2)as use for distribution with 'standard web aplications' (Forums software, wikis, guestbooks etc), where a limited set of features are required (they are almost all still compatible wiht MySQL 4.0 and do not use any feature added later!). I think Drizzle in that context is seen as (but not explicitly announced as) a 'SQLite-killer'. SQLite is gathering momentum every day (with PHP applications and embedded sytems in particular) to the expense of MySQL. But that won't succeed I think. Drizzle will not be stable for the next 3 years - and SQLite basically has won that game already!
But mostly I hope the refactoring will 'fire back' on MySQL. MySQL source code is largely so messy that is it more or less unmaintainable! As a result trivial fixes too often leads to new bugs and issues due to this.
Also I hope that Drizzle will provide compability with existing MySQL connectors (most important libmysql). We might even decide to support it then (just as a gesture!).
A few points.
ReplyDelete* Not all features in 5.0 have been removed, features that are incomplete, have bugs, or fall better into a pluggable infrastructure have been removed from the initial micro kernel version.
* A lot of new features, things that MySQL community simply can't get due to the terrible time for new feature to get it (5.1 has been frozen over 12 months, and 6.0 frozen > 6 months), i.e. there will be no community features now until at least 6.1. When will that be???

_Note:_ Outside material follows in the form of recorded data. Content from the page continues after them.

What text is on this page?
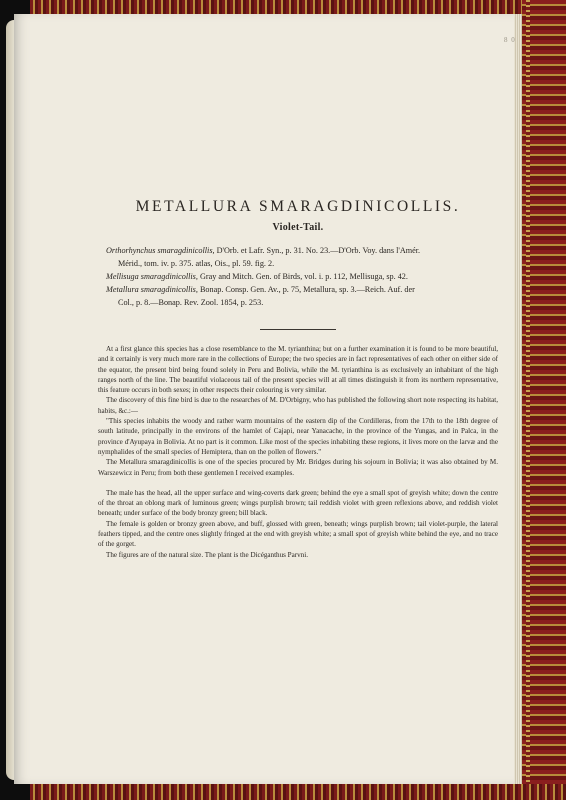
8 0
METALLURA SMARAGDINICOLLIS.
Violet-Tail.

Orthorhynchus smaragdinicollis, D'Orb. et Lafr. Syn., p. 31. No. 23.—D'Orb. Voy. dans l'Amér.

Mérid., tom. iv. p. 375. atlas, Ois., pl. 59. fig. 2.

Mellisuga smaragdinicollis, Gray and Mitch. Gen. of Birds, vol. i. p. 112, Mellisuga, sp. 42.

Metallura smaragdinicollis, Bonap. Consp. Gen. Av., p. 75, Metallura, sp. 3.—Reich. Auf. der

Col., p. 8.—Bonap. Rev. Zool. 1854, p. 253.

At a first glance this species has a close resemblance to the M. tyrianthina; but on a further examination it is found to be more beautiful, and it certainly is very much more rare in the collections of Europe; the two species are in fact representatives of each other on either side of the equator, the present bird being found solely in Peru and Bolivia, while the M. tyrianthina is as exclusively an inhabitant of the high ranges north of the line. The beautiful violaceous tail of the present species will at all times distinguish it from its northern representative, this feature occurs in both sexes; in other respects their colouring is very similar.

The discovery of this fine bird is due to the researches of M. D'Orbigny, who has published the following short note respecting its habitat, habits, &c.:—

"This species inhabits the woody and rather warm mountains of the eastern dip of the Cordilleras, from the 17th to the 18th degree of south latitude, principally in the environs of the hamlet of Cajapi, near Yanacache, in the province of the Yungas, and in Palca, in the province d'Ayupaya in Bolivia. At no part is it common. Like most of the species inhabiting these regions, it lives more on the larvæ and the nymphalides of the small species of Hemiptera, than on the pollen of flowers."

The Metallura smaragdinicollis is one of the species procured by Mr. Bridges during his sojourn in Bolivia; it was also obtained by M. Warszewicz in Peru; from both these gentlemen I received examples.

The male has the head, all the upper surface and wing-coverts dark green; behind the eye a small spot of greyish white; down the centre of the throat an oblong mark of luminous green; wings purplish brown; tail reddish violet with green reflexions above, and reddish violet beneath; under surface of the body bronzy green; bill black.

The female is golden or bronzy green above, and buff, glossed with green, beneath; wings purplish brown; tail violet-purple, the lateral feathers tipped, and the centre ones slightly fringed at the end with greyish white; a small spot of greyish white behind the eye, and no trace of the gorget.

The figures are of the natural size. The plant is the Dicéganthus Parvni.
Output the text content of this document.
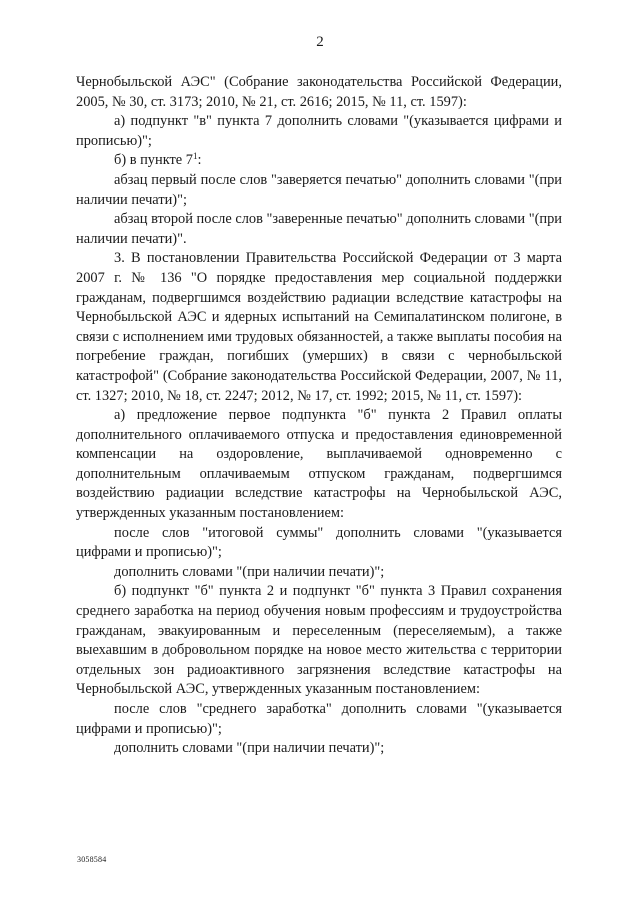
2

Чернобыльской АЭС" (Собрание законодательства Российской Федерации, 2005, № 30, ст. 3173; 2010, № 21, ст. 2616; 2015, № 11, ст. 1597):

а) подпункт "в" пункта 7 дополнить словами "(указывается цифрами и прописью)";

б) в пункте $7^1$:

абзац первый после слов "заверяется печатью" дополнить словами "(при наличии печати)";

абзац второй после слов "заверенные печатью" дополнить словами "(при наличии печати)".

3. В постановлении Правительства Российской Федерации от 3 марта 2007 г. № 136 "О порядке предоставления мер социальной поддержки гражданам, подвергшимся воздействию радиации вследствие катастрофы на Чернобыльской АЭС и ядерных испытаний на Семипалатинском полигоне, в связи с исполнением ими трудовых обязанностей, а также выплаты пособия на погребение граждан, погибших (умерших) в связи с чернобыльской катастрофой" (Собрание законодательства Российской Федерации, 2007, № 11, ст. 1327; 2010, № 18, ст. 2247; 2012, № 17, ст. 1992; 2015, № 11, ст. 1597):

а) предложение первое подпункта "б" пункта 2 Правил оплаты дополнительного оплачиваемого отпуска и предоставления единовременной компенсации на оздоровление, выплачиваемой одновременно с дополнительным оплачиваемым отпуском гражданам, подвергшимся воздействию радиации вследствие катастрофы на Чернобыльской АЭС, утвержденных указанным постановлением:

после слов "итоговой суммы" дополнить словами "(указывается цифрами и прописью)";

дополнить словами "(при наличии печати)";

б) подпункт "б" пункта 2 и подпункт "б" пункта 3 Правил сохранения среднего заработка на период обучения новым профессиям и трудоустройства гражданам, эвакуированным и переселенным (переселяемым), а также выехавшим в добровольном порядке на новое место жительства с территории отдельных зон радиоактивного загрязнения вследствие катастрофы на Чернобыльской АЭС, утвержденных указанным постановлением:

после слов "среднего заработка" дополнить словами "(указывается цифрами и прописью)";

дополнить словами "(при наличии печати)";

3058584
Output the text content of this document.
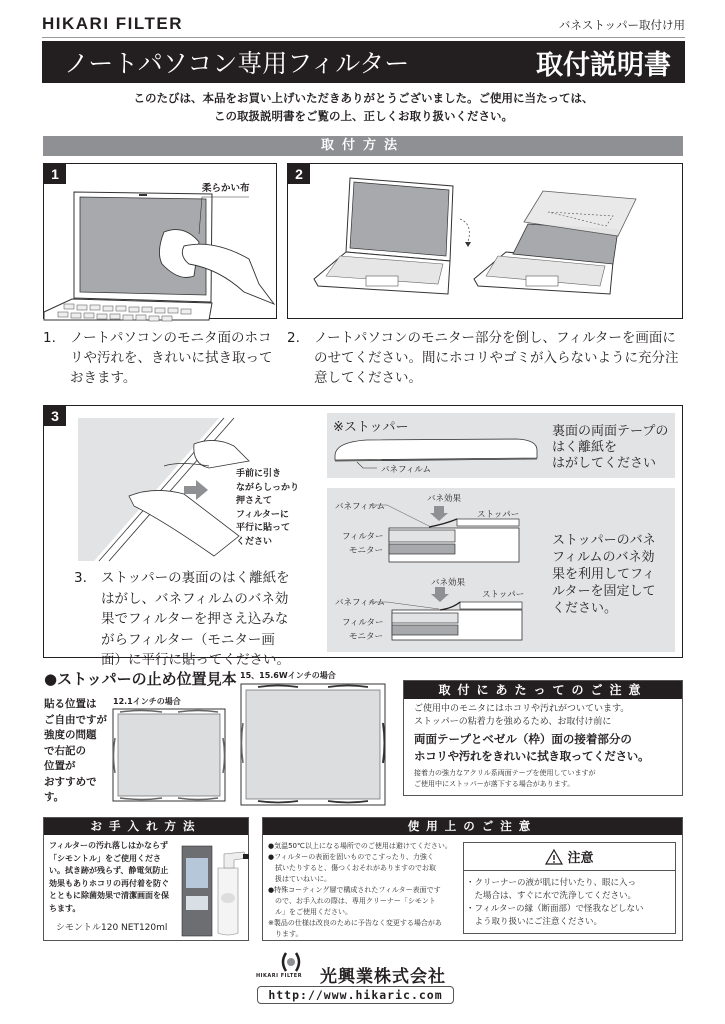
HIKARI FILTER	バネストッパー取付け用
ノートパソコン専用フィルター	取付説明書
このたびは、本品をお買い上げいただきありがとうございました。ご使用に当たっては、
この取扱説明書をご覧の上、正しくお取り扱いください。
取付方法
1
柔らかい布
2
1. ノートパソコンのモニタ面のホコ
リや汚れを、きれいに拭き取っておきます。
2. ノートパソコンのモニター部分を倒し、フィルターを画面に
のせてください。間にホコリやゴミが入らないように充分注意してください。
3
手前に引き
ながらしっかり
押さえて
フィルターに
平行に貼って
ください
3. ストッパーの裏面のはく離紙を
はがし、バネフィルムのバネ効
果でフィルターを押さえ込みな
がらフィルター（モニター画
面）に平行に貼ってください。
※ストッパー
バネフィルム
裏面の両面テープの
はく離紙を
はがしてください
バネ効果
バネフィルム
ストッパー
フィルター
モニター
バネ効果
バネフィルム
ストッパー
フィルター
モニター
ストッパーのバネ
フィルムのバネ効
果を利用してフィ
ルターを固定して
ください。
●ストッパーの止め位置見本
貼る位置は
ご自由ですが
強度の問題
で右記の
位置が
おすすめです。
12.1インチの場合
15、15.6Wインチの場合
取付にあたってのご注意
ご使用中のモニタにはホコリや汚れがついています。
ストッパーの粘着力を強めるため、お取付け前に
両面テープとベゼル（枠）面の接着部分の
ホコリや汚れをきれいに拭き取ってください。
接着力の強力なアクリル系両面テープを使用していますが
ご使用中にストッパーが落下する場合があります。
お手入れ方法
フィルターの汚れ落しはかならず
「シモントル」をご使用くださ
い。拭き跡が残らず、静電気防止
効果もありホコリの再付着を防ぐ
とともに除菌効果で清潔画面を保
ちます。
シモントル120 NET120ml
使用上のご注意
●気温50℃以上になる場所でのご使用は避けてください。
●フィルターの表面を固いものでこすったり、力強く
　拭いたりすると、傷つくおそれがありますのでお取
　扱はていねいに。
●特殊コーティング層で構成されたフィルター表面です
　ので、お手入れの際は、専用クリーナー「シモント
　ル」をご使用ください。
※製品の仕様は改良のために予告なく変更する場合があ
　ります。
注意
・クリーナーの液が肌に付いたり、眼に入っ
　た場合は、すぐに水で洗浄してください。
・フィルターの縁（断面部）で怪我などしない
　よう取り扱いにご注意ください。
HIKARI FILTER 光興業株式会社
http://www.hikaric.com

* The work being done in Drizzle will enable features to be re-introduced better, and correctly. I'm a very strong believer in views, and I know that while it's removed now, that's only because there is a better way.
* Drizzle will not be a replacement to MySQL. Drizzle has certain goals, and is not target at being a general multi-purpose Open Source Database.
And finally a little revolution is good now and then. Work with MySQL Community Version is totally stagnet. Other then SHOW PROFILES in MySQL 5.0.35 (feb 2007), I can't name anything that MySQL the company has packaged and released to the community. Google and eBay have excellent work, released under GPL, and it's up to third parties such as Percona to do the work.
Drizzle is a wake up call. While it has a specific vertical market, it will show both that people can provide a better product that's build like MySQL (I use that term lightly), and it might just may MySQL the company ask some hard questions of what it's actually doing. Hopefully the sales/marketing driven company will see the light, and hopefully the Sun open source ideals is also shining.